Tuai Kontroversi, DPR Kritik Permendikbud Soal Kekerasan Seksual dan Pelegalan Zina

JAKARTA – Terbitnya Permendikbudristek No 30 Tahun 2021 Tentang Pencegahan dan Penanganan Kekerasan Seksual di Lingkungan Perguruan Tinggi dikritisi.

Anggota Komisi X DPR RI Ledia Hanifa Amaliah mempertanyakan dasar hukum keluarnya Peraturan Mendikbudristek ini.

Secara mendasar, setiap peraturan yang dikeluarkan oleh pemerintah dalam hal ini Mendikbudristek harus mengacu pada Undang-undang No 12 tahun 2011 Tentang Pembentukan Peraturan Perundang-undangan.

Di dalam pasal 8 ayat 2 Undang-undang tersebut dinyatakan bahwa Peraturan Menteri bisa memiliki kekuatan hukum mengikat manakala ada perintah dari peraturan perundangan yang lebih tinggi.

“Maka terbitnya Peraturan Menteri ini menjadi tidak tepat karena undang-undang yang menjadi cantolan hukumnya saja belum ada,” kata Ledia, dikutip Rabu (3/11).

Ledia juga menyayangkan bahwa beberapa muatan dalam isi Peraturan Menteri ini jauh dari nilai-nilai Pancasila dan bahkan cenderung pada nilai-nilai liberalisme.

Ia juga menyayangkan bahwa satu peraturan yang dimaksudkan untuk mencegah terjadinya kejahatan terkait kekerasan seksual justru sama sekali tidak memasukkan landasan norma agama di dalam prinsip Pencegahan dan Penanganan Kekerasan Seksual yang termuat di pasal 3.

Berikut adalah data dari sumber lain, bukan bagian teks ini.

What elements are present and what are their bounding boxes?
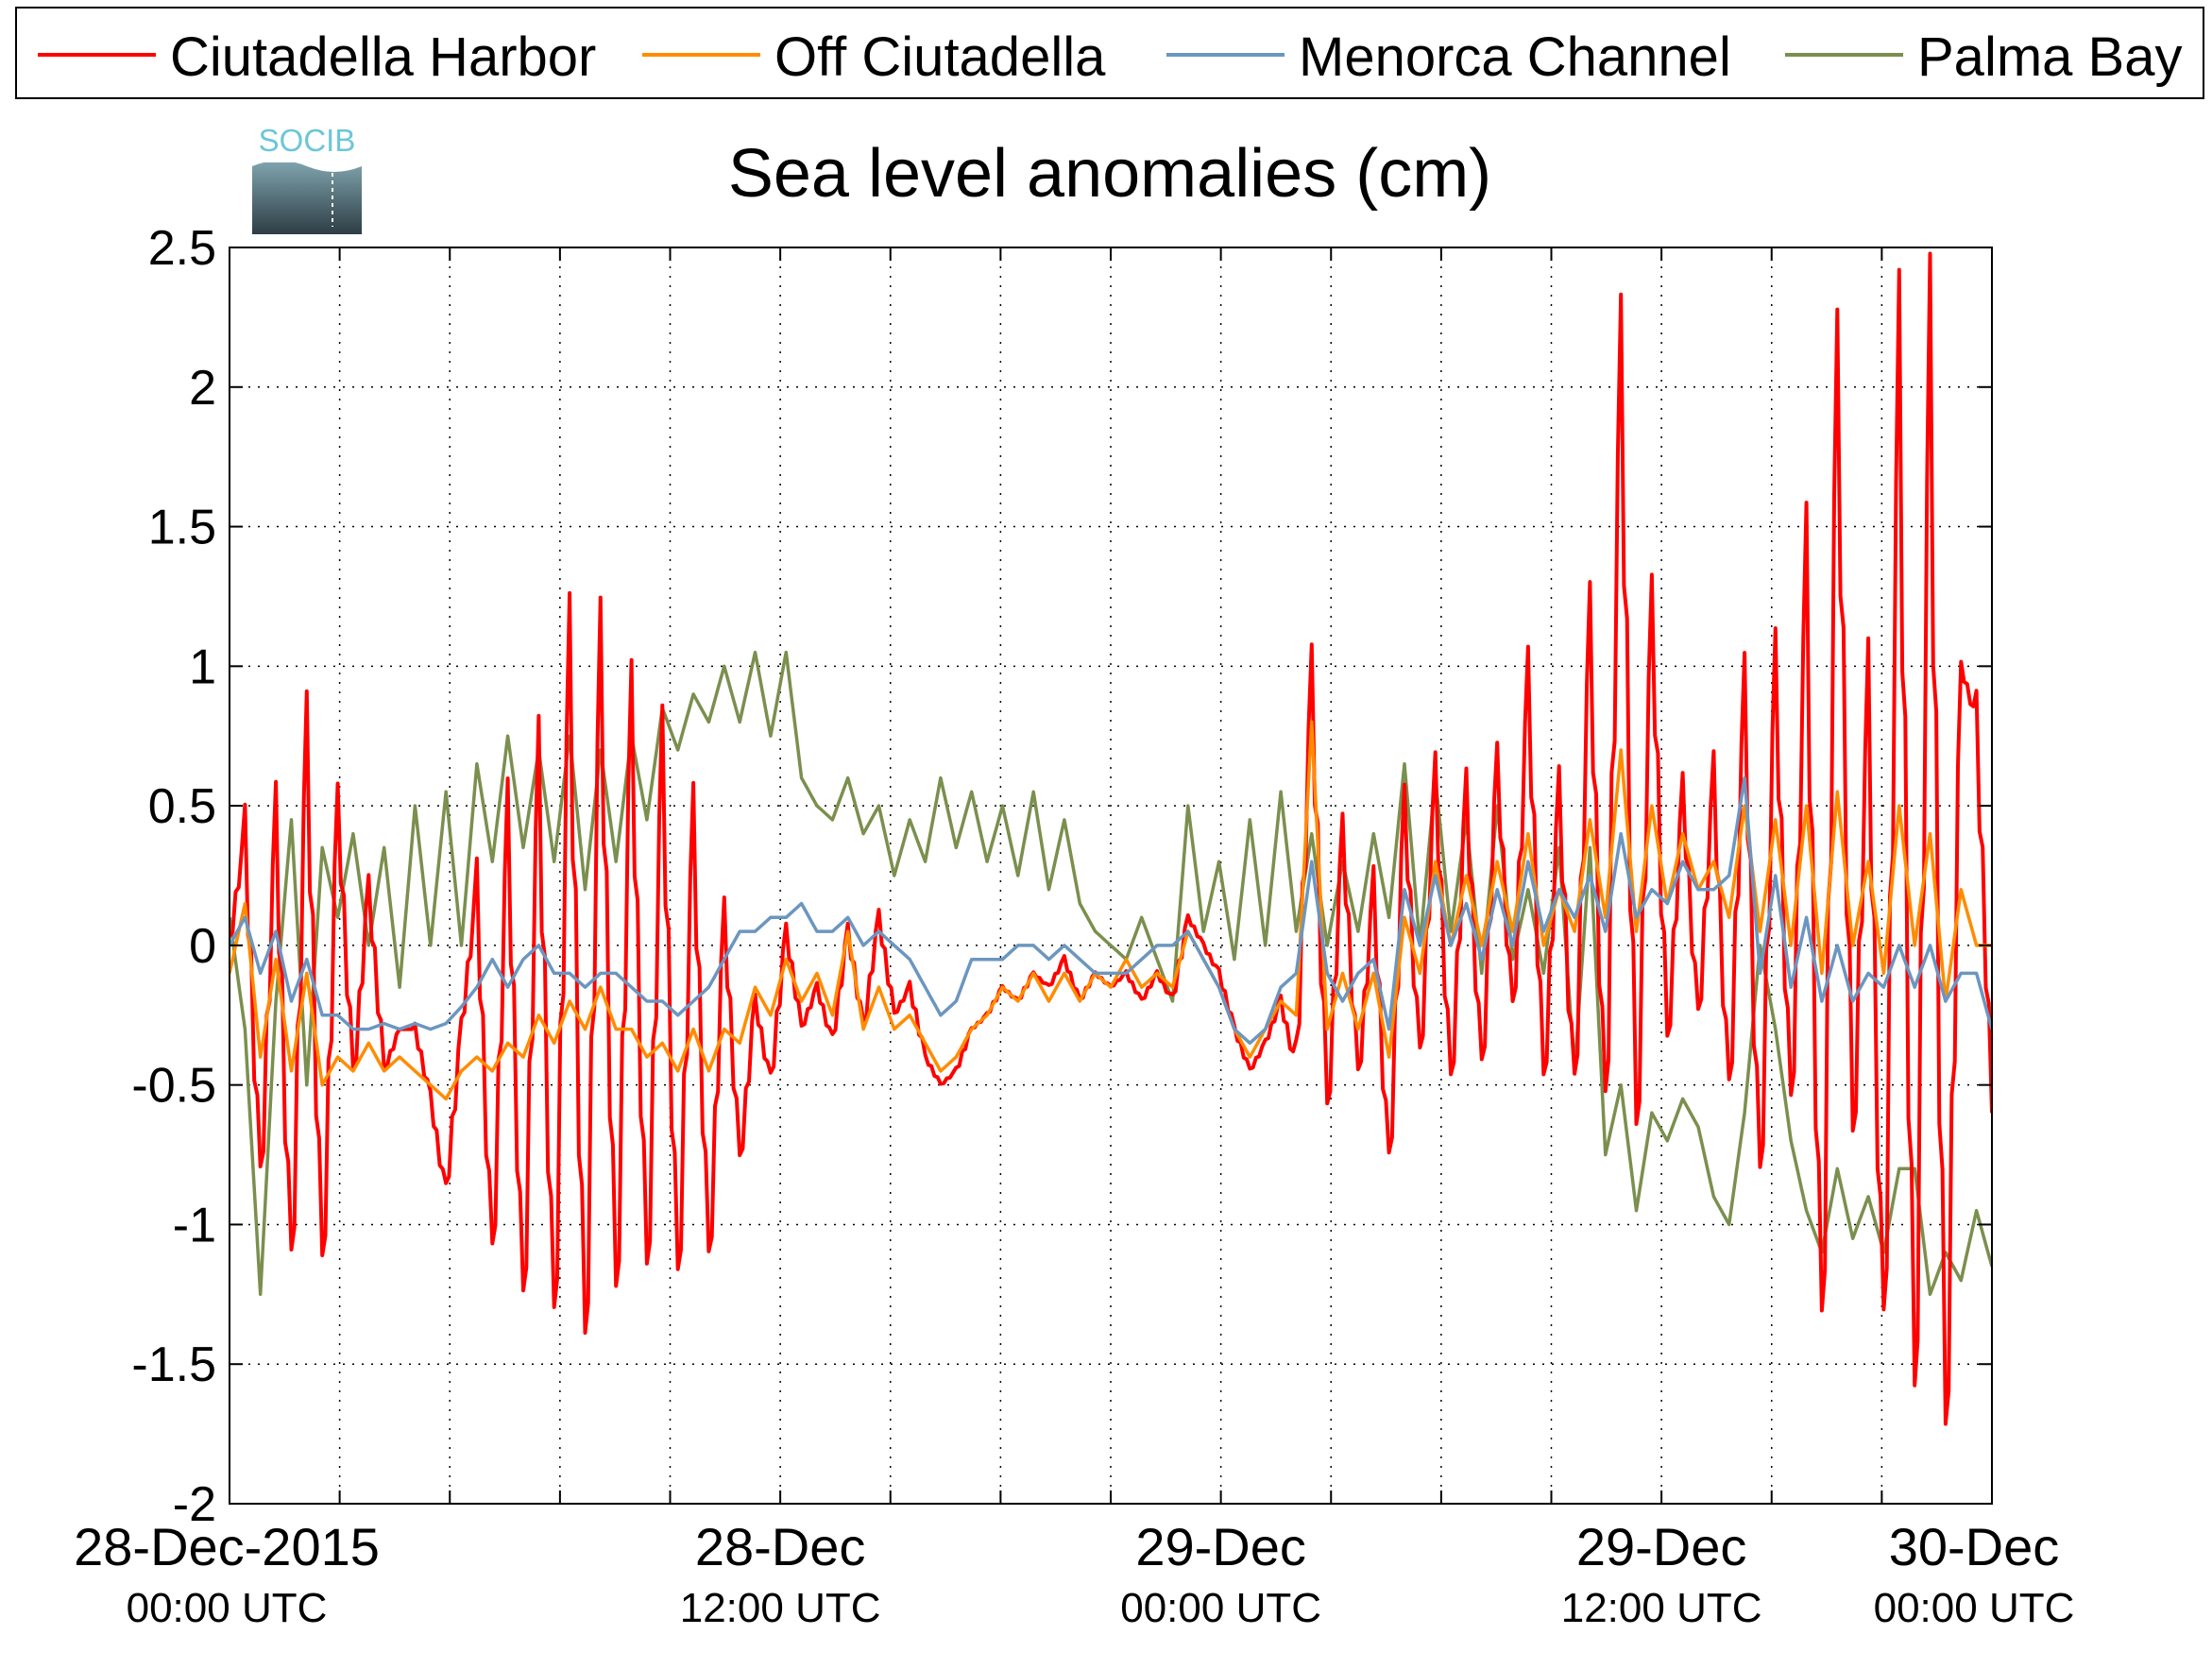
- y-tick-label: -2: [173, 1477, 216, 1532]
- x-tick-date-label: 29-Dec: [1576, 1517, 1747, 1576]
- y-tick-label: 2.5: [148, 221, 216, 276]
- plot-area: -2 -1.5 -1 -0.5 0 0.5 1 1.5 2 2.5 28-Dec-2015 00:00…: [74, 221, 2074, 1631]
- logo-wave-block: [252, 162, 362, 234]
- legend-label: Ciutadella Harbor: [170, 26, 596, 88]
- x-tick-time-label: 12:00 UTC: [1561, 1585, 1762, 1631]
- x-tick-date-label: 28-Dec: [695, 1517, 866, 1576]
- x-tick-time-label: 00:00 UTC: [127, 1585, 328, 1631]
- logo-text: SOCIB: [259, 123, 356, 158]
- y-tick-label: 0.5: [148, 779, 216, 834]
- y-tick-label: 1.5: [148, 501, 216, 555]
- x-tick-time-label: 00:00 UTC: [1120, 1585, 1321, 1631]
- x-tick-date-label: 29-Dec: [1135, 1517, 1306, 1576]
- series-line-palma-bay: [230, 650, 1992, 1297]
- x-tick-date-label: 28-Dec-2015: [74, 1517, 380, 1576]
- y-tick-label: -0.5: [131, 1059, 216, 1114]
- x-tick-date-label: 30-Dec: [1889, 1517, 2060, 1576]
- socib-logo: SOCIB: [252, 123, 362, 234]
- legend: Ciutadella Harbor Off Ciutadella Menorca C…: [15, 7, 2204, 99]
- legend-label: Palma Bay: [1917, 26, 2182, 88]
- logo-wave-icon: [252, 161, 362, 172]
- y-tick-label: -1.5: [131, 1337, 216, 1392]
- y-tick-label: 2: [189, 361, 216, 416]
- x-tick-time-label: 12:00 UTC: [680, 1585, 881, 1631]
- y-tick-label: 1: [189, 639, 216, 694]
- series-line-menorca-channel: [230, 775, 1992, 1046]
- y-tick-label: -1: [173, 1198, 216, 1252]
- legend-label: Off Ciutadella: [774, 26, 1106, 88]
- legend-label: Menorca Channel: [1299, 26, 1731, 88]
- chart-title: Sea level anomalies (cm): [728, 136, 1491, 212]
- x-tick-time-label: 00:00 UTC: [1874, 1585, 2075, 1631]
- y-tick-label: 0: [189, 919, 216, 974]
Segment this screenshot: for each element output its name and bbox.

Padahal Pancasila dengan sila pertama Ketuhanan Yang Maha Esa adalah dasar negara yang setiap silanya dijabarkan oleh Badan Pembinaan Ideologi Pancasila (BPIP) merupakan cara manusia Indonesia bersikap dan mengambil keputusan.

Selain ketiadaan landasan norma agama, muatan-muatan Peraturan Menteri ini menurut Ledia banyak memasukkan unsur liberal dalam mengambil sikap.

Politisi PKS ini memaparkan, definisi kekerasan seksualnya menjadi bias. Misalnya saja ketika memasukkan salah satu jenis kekerasan seksual pada ‘penyampaian ujaran yang mendiskriminasi identitas gender’.

Ditambah pula Peraturan Menteri ini memasukkan persoalan ‘persetujuan’ atau yang biasa dikenal sebagai _consent_ menjadi diksi yang berulang-ulang digunakan sebagaimana bisa ditemukan pada pasal 5 ayat 2.

“Bahwa beraneka tindakan atau perilaku akan masuk dalam konteks kekerasan seksual bila tidak terdapat persetujuan dengan korban. Ini tentu merupakan satu acuan peraturan yang berbahaya. Ditambah dengan tidak dimasukkannya norma agama, generasi muda kita seolah digiring pada satu konteks bahwa ‘dengan persetujuan suatu perilaku terkait seksual bisa dibenarkan’ . Jelas-jelas berbahaya ini,” kritik Anggota Baleg DPR RI ini.